The measure passed by a wide margin—over 25 points—despite the firefighters union’s all-out effort to stop it. All in, the union spent “over $100,000” opposing HLA, claiming it would lead to longer emergency response times as well as tried-and-true, not-fire-related arguments against street safety improvements such as reductions in street parking hurting small businesses.
But the electorate wasn’t buying it this time, fed up with a status quo of gridlock and death. As pedestrian deaths rise and the US increasingly finds itself an outlier on traffic violence, cities face increasing pressure from voters to fix the streets before more children, grandparents, teenagers, and entire families die.
And voters are increasingly seeing fire departments’ arguments against these improvements as what they are: lies.

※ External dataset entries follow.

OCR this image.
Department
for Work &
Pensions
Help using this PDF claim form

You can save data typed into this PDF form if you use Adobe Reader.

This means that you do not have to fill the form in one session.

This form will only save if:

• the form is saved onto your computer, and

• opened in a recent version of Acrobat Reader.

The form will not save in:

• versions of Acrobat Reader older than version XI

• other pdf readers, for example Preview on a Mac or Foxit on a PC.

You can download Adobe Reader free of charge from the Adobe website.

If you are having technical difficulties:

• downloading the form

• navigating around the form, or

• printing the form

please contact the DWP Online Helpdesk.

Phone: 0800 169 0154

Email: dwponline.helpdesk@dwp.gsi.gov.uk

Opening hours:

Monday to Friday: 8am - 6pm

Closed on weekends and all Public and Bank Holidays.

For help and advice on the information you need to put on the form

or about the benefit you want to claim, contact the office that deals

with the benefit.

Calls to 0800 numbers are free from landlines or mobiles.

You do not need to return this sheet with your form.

When fire departments lie to the public—for whatever cultural or political reason—they lose the trust of the communities they serve. That’s a problem, because fire departments do a lot of good advocating for interventions that do save lives like smoke detectors, fire suppression systems, and better materials.
It’s critical that fire departments don’t lose the public’s ear by being the voice of sprawl and midcentury urban planning. This will demand a broader safety mandate that pushes fire safety leaders to think about how to prevent crashes in the first place, not just respond to them as quickly as possible. It’ll also require a forward-looking approach toward how we want to build cities in the future, not simply defending the way we built them in the past.